Отец и сын, без лишних слов, направились в кабинет. Иосиф, переступив порог, на мгновение ощутил лёгкий укол ностальгии. Здесь почти ничего не изменилось с тех пор, как он, мальчишкой, ползал здесь под столом, представляя его крепостью. Тот же массивный дубовый письменный набор, потёртый сафьян кресла, глобус, где Балканы всё ещё были окрашены в тревожные цвета «восточного вопроса». Запах — табака, старой бумаги, лакового дерева и лёгкой пыли — был надёжнее любого якоря.
— Пристраивайся, — сказал Илья Николаевич, направляясь к резному шкафу. — На своё законное место.
Иосиф опустился в кресло у камина, где когда-то, не доставая ногами до паркета, впервые увидел карту Кавказа. Позже, готовясь к поступлению в кадетский корпус, он часами сидел здесь, пока палец отца, украшенный печаткой, водил по карте театра Семилетней войны, объясняя манёвры. «Смотри, — говорил тогда генерал, — сила — в движении. Застыл — проиграл. В жизни так же».
Илья Николаевич щёлкнул замком потаённого отделения и извлёк квадратный графин с тёмно-янтарной жидкостью и две гранёные стопки.
— Коньяк. Трофейный, отменный. Для частного совещания.

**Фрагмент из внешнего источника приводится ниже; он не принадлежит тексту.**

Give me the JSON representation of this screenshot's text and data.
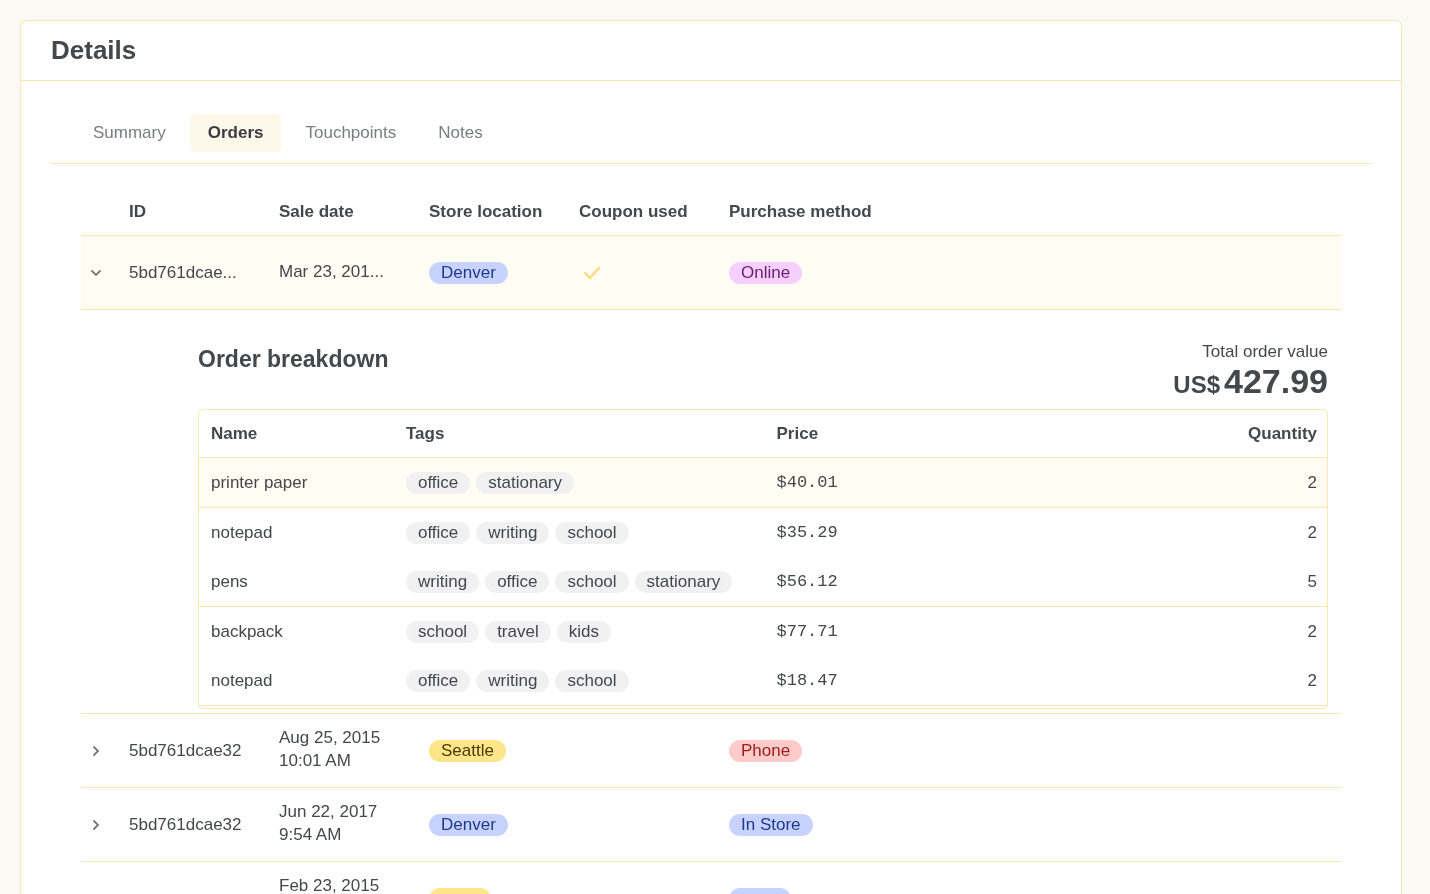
{
  "card": {
    "title": "Details"
  },
  "tabs": [
    {
      "label": "Summary",
      "selected": false
    },
    {
      "label": "Orders",
      "selected": true
    },
    {
      "label": "Touchpoints",
      "selected": false
    },
    {
      "label": "Notes",
      "selected": false
    }
  ],
  "orders": {
    "columns": [
      "ID",
      "Sale date",
      "Store location",
      "Coupon used",
      "Purchase method"
    ],
    "rows": [
      {
        "id": "5bd761dcae...",
        "date": [
          "Mar 23, 201..."
        ],
        "store": {
          "label": "Denver",
          "color": "#c7d2fe"
        },
        "coupon": true,
        "method": {
          "label": "Online",
          "color": "#f5d0fe"
        },
        "expanded": true,
        "highlighted": true
      },
      {
        "id": "5bd761dcae32",
        "date": [
          "Aug 25, 2015",
          "10:01 AM"
        ],
        "store": {
          "label": "Seattle",
          "color": "#fde68a"
        },
        "coupon": false,
        "method": {
          "label": "Phone",
          "color": "#fecaca"
        },
        "expanded": false,
        "highlighted": false
      },
      {
        "id": "5bd761dcae32",
        "date": [
          "Jun 22, 2017",
          "9:54 AM"
        ],
        "store": {
          "label": "Denver",
          "color": "#c7d2fe"
        },
        "coupon": false,
        "method": {
          "label": "In Store",
          "color": "#c7d2fe"
        },
        "expanded": false,
        "highlighted": false
      },
      {
        "date": [
          "Feb 23, 2015"
        ],
        "store": {
          "color": "#fde68a"
        },
        "coupon": false,
        "method": {
          "color": "#c7d2fe"
        },
        "expanded": false,
        "highlighted": false
      }
    ]
  },
  "breakdown": {
    "title": "Order breakdown",
    "total_label": "Total order value",
    "currency": "US$",
    "total": "427.99",
    "columns": [
      "Name",
      "Tags",
      "Price",
      "Quantity"
    ],
    "groups": [
      [
        {
          "name": "printer paper",
          "tags": [
            "office",
            "stationary"
          ],
          "price": "$40.01",
          "quantity": "2",
          "highlighted": true
        }
      ],
      [
        {
          "name": "notepad",
          "tags": [
            "office",
            "writing",
            "school"
          ],
          "price": "$35.29",
          "quantity": "2",
          "highlighted": false
        },
        {
          "name": "pens",
          "tags": [
            "writing",
            "office",
            "school",
            "stationary"
          ],
          "price": "$56.12",
          "quantity": "5",
          "highlighted": false
        }
      ],
      [
        {
          "name": "backpack",
          "tags": [
            "school",
            "travel",
            "kids"
          ],
          "price": "$77.71",
          "quantity": "2",
          "highlighted": false
        },
        {
          "name": "notepad",
          "tags": [
            "office",
            "writing",
            "school"
          ],
          "price": "$18.47",
          "quantity": "2",
          "highlighted": false
        }
      ]
    ]
  }
}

Он налил, и напиток, густой как мёд, заиграл в свете лампы, отбрасывая золотистые блики на полированную столешницу. Затем генерал достал свою вечную, выкуренную до чёрного лоска, венскую трубку, а сыну протянул плоский серебряный портсигар.
— А это — тебе. Сигары, кубинские. Приятель из морского ведомства прислал. Говорит, выдерживали их на корабле, качало — оттого вкус, мол, особый.
Они закурили. Пламя осветило на мгновение их лица — отца, покрытого сетью морщин, как карта былых кампаний, и сына, ещё молодого, но с уже затаившейся в уголках глаз усталостью. Дым отцовской трубки, плотный и сладковатый, сплёлся с лёгким, пряным дымом сигары.
— Помнится, — начал Иосиф, наблюдая, как пепел нарастает на кончике сигары, — я тут от гувернёра-немца прятался. Под этим самым столом. А ты газету читал и кашлял специально, чтобы моё сопение заглушить.
— Помню, — ответил отец, выпуская колечко дыма. — А потом матушка твоя находила. Никогда не выдавала. Садилась вот тут, брала томик Кантемира, и читала тихонько. Так тихо, что даже часы в углу замедляли ход. В такие минуты казалось, что весь этот шум мира — за окном.
Они помолчали, и в тишине кабинета стало слышно тиканье тех самых, старых настенных часов. Её отсутствие было тихим, но невыносимо явным — как глубокая пустота от потери в душе Ильи Николаевича.